Tears formed in her eyes and began to run down her face. “I say it’s what he gets for marrying a whore.”
“See what I mean?” I said. “Wouldn’t you rather be him?”
She didn’t answer me. She sat still with her hands clenched in her lap, and the tears ran down her face without sound.
I got up and walked around the living room with my hands in my hip pockets. I’d found out what I was supposed to find out, and I’d earned the pay I’d hired on at.
“Did you call your husband?” I said.
She shook her head. “He’s pitching today,” she said, and her voice was steady but without inflection. “I don’t like to bother him on the days he’s pitching. I don’t want to break his concentration. He should be thinking about the Oakland hitters.”
“Mrs. Rabb, it’s not a goddamned religion,” I said.
“He’s not out there in Oakland building a temple to the Lord or a stairway to paradise. He’s throwing a ball and the other guys are trying to hit it. Kids do it every day in schoolyards all over the land.”
“It’s Marty’s religion,” she said. “It’s what he does.”
“How about you?”
“We’re part of it too, me and the boy—the game and the family. It’s all he cares about. That’s why it’s killing him because he has to screw us or screw the game. Which is like screwing himself.”
I should be gone. I should be in Harold Erskine’s office, laying it all out for him and getting a bonus and maybe a plaque: OFFICIAL MAJOR LEAGUE PRIVATE EYE. Gumshoe of the stars. But I knew I wasn’t going to be gone. I knew that I was here, and I probably knew it back in Redford, Illinois, when I went to her house and met her mom and dad.

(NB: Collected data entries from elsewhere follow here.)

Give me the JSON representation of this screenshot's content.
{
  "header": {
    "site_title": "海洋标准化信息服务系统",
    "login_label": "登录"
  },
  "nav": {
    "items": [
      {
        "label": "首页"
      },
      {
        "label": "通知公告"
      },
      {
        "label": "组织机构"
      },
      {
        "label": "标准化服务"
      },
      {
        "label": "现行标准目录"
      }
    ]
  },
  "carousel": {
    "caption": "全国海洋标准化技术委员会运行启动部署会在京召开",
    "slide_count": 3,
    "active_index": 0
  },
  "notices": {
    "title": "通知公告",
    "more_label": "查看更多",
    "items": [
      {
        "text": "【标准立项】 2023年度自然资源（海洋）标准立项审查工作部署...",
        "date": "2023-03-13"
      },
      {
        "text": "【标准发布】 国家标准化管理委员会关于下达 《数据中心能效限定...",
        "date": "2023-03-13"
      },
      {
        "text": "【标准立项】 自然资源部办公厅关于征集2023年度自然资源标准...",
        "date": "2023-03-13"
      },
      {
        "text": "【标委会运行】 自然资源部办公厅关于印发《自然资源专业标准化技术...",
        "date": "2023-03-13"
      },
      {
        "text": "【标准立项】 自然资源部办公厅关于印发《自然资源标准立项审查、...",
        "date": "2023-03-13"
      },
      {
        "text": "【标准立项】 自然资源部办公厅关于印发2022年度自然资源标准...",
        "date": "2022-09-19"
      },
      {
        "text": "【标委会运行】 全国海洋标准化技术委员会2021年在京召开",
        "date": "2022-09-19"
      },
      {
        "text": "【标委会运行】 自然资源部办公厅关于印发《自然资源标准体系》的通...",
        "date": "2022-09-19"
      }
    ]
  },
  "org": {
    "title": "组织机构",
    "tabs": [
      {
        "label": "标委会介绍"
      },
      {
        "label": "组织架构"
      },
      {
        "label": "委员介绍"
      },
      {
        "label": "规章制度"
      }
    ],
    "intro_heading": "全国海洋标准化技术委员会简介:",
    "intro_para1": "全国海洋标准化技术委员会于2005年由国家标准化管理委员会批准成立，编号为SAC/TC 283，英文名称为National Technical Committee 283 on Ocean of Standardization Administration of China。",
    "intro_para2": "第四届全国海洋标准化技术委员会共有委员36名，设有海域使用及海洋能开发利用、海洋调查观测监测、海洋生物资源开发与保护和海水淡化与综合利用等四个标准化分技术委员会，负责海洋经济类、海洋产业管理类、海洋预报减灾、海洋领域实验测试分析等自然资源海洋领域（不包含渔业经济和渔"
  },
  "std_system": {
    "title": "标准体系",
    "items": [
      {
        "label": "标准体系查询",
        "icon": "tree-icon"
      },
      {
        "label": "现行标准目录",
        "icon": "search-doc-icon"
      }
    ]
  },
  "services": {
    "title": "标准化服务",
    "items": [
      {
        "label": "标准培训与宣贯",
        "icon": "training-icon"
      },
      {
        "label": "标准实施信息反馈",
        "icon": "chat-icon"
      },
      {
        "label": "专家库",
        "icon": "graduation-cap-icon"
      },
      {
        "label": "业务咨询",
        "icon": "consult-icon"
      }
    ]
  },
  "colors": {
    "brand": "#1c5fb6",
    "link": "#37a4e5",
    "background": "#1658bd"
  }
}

“I’m going to get you out of this,” I said.
She didn’t look at me.
“I know who’s blackmailing you.”
This time she looked.
CHAPTER NINETEEN
I TOLD HER what I knew and what I thought.
“Maybe you can scare him off,” she said. “Maybe when he realizes you know who he is, he’ll stop.”
“If he’s wearing Frank Doerr’s harness, I’d say no.”
“Why?”
“Because he’s got to be more scared of Frank Doerr than I can make him of me.”